Contrairement aux préceptes de l'homo oeconomicus, les Hommes ne recherchent pas que le profit ou à maximiser l'utilité. Certaines actions peuvent être totalement dénuées d'intérêts pécuniers comme donner de son temps pour des associations, donner son sang, aider une personne âgée à traverser,...Certaines actions ne font pas rationnelles d'un point de vue financier comme si vous deviez sauter dans l'eau pour sauver quelqu'un alors que vous avez le rendez-vous de votre vie dans quelques minutes? Selon l'homo oeconomicus, il vaudrait mieux que vous laissiez le marché s'en charger (quelqu'un d'autres) ou laisser la personne se noyer...



Globus Homo

Fermez les yeux (mais continuez de lire).
Admettons que l'homo oeconomicus existe ou puisse exister. Bien.
Admettons maintenant un groupe d'homo oeconomicus
Sont-ils rationnels en groupe?

C'est là qu'intervient le paradoxe de Condorcet : un groupe d'homo oeconomicus auraient de très fortes chances de ne pas être rationnel. En effet, ils veulent interagir entre eux, ils veulent se comparer et ils ont chacun une vision propre de l'avenir et des informations. C'est entre autre pour cela que les referendum sont plutôt rares et que nous restreignons le nombre de gouvernants par des élections dans nos démocraties. 
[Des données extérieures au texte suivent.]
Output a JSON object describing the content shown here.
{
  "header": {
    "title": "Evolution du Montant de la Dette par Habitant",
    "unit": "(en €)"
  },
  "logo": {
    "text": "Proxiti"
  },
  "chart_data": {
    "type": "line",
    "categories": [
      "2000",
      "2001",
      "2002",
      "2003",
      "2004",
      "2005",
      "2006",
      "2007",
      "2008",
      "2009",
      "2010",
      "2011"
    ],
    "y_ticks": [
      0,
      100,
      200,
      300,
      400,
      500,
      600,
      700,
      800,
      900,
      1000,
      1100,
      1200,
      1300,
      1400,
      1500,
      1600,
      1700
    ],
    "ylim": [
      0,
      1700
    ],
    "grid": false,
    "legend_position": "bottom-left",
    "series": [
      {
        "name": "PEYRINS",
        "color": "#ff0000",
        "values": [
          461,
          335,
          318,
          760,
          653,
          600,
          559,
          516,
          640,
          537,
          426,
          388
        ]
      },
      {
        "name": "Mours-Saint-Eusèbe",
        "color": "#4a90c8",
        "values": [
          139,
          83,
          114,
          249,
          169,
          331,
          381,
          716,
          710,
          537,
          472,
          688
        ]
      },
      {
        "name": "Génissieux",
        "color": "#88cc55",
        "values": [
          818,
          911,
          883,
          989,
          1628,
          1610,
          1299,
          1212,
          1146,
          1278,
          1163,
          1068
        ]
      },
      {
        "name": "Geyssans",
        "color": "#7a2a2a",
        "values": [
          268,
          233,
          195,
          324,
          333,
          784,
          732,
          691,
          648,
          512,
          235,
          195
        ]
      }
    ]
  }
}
Pourquoi l’homo œconomicus alors ?

La principale raison d’exister pour l’homo œconomicus est de servir de base à la théorie économique. En effet, l’individu moyen se porte bien aux calculs et aux modélisations mathématiques. Or comme je l’indiquais déjà dans mon billet sur la culture du chiffre, les modèles dans les sciences c’est un peu comme une cathédrale : on pose des hypothèses (échafaudages), on monte la cathédrale (le modèle) et on retire les échafaudages pour voir si elle tient.
Mais en économie, il n’est pas possible de retirer les échafaudages sans quoi le modèle tombe…En fait, il n’y a aucun moyen de savoir si un modèle est juste.